A posição marcada de Simmel frente à relação calculada com o mundo, que a ciência moderna prega, é também um posicionamento positivo frente ao entendimento fenomenológico da realidade. Postar-se diante do mundo de modo ativo, efetuar um recorte dos entes e relacioná-los reflexiva e intuitivamente, é atuar no sentido do stimmung, pelo qual a paisagem é concebida na estruturação de um campo de visão que possa reunir e conferir significados às coisas sobre as quais o ser humano se debruça.

Num sentido oposto, aparece o raciocínio de Vilém Flusser, com suas conjecturas acerca das “imagens técnicas” e da necessidade de se pensar um novo modo de relação com o mundo, o qual considera a natureza desse tipo especial de imagem em sua vasta influência no nosso comportamento.

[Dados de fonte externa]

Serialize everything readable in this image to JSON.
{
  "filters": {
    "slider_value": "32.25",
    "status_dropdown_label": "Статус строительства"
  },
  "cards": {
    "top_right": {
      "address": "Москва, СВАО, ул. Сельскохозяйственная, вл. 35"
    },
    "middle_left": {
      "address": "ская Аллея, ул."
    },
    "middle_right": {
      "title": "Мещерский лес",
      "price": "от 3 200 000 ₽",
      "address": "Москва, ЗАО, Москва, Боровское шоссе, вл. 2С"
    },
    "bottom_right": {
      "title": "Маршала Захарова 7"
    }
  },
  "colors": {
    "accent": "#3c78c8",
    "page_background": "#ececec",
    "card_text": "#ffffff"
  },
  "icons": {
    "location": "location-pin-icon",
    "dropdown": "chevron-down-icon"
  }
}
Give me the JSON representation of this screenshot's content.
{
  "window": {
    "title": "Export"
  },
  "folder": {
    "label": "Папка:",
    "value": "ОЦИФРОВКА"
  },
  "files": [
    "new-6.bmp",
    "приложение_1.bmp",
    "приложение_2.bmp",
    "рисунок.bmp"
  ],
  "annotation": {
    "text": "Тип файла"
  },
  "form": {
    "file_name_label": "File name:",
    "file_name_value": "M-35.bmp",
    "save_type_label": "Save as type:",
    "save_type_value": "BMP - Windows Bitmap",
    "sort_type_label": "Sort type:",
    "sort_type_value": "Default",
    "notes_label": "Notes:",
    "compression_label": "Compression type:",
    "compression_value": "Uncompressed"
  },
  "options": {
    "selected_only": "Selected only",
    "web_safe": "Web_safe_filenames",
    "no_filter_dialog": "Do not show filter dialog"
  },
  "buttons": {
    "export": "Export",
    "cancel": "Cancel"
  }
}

Encontramos, em “A Filosofia da Caixa-Preta” (2002), uma proposta de início para uma “filosofia da fotografia”. Com vistas para a grande transformação efetuada no sistema de representação imagética do mundo com o aparecimento da fotografia, Flusser busca demonstrar que a maior parcela do poder produtor da imagem fotográfica pertence e é delimitada pelas possibilidades inscritas na própria câmera, entendida na ideia ampla de “aparelho”.

A vanguarda de Flusser é o escândalo de sustentar um mundo em que o humano não se mostra mais como mera relação tensa entre natureza e cultura, mas em que a fissura entre natureza e cultura é evidenciada pela máquina, cuja expressão mais sutil é a ideia de “Aparelho”. (TIBURI, 2008, p. 13).

Por “aparelho”, não devemos compreender diretamente a máquina, mas todo e qualquer mecanismo produtor de artificialidade, através do qual a máquina atua. Mais do que um mediador entre natureza e cultura, os complexos mecanismos produtores de artificialidade, os “aparelhos”, constroem realidade, produzem um mundo de natureza distinta. A fotografia é eleita por Flusser como um produto de “aparelhos” com o qual estabelecemos relações que podem se confundir com as imagens de outra natureza, ditas tradicionais.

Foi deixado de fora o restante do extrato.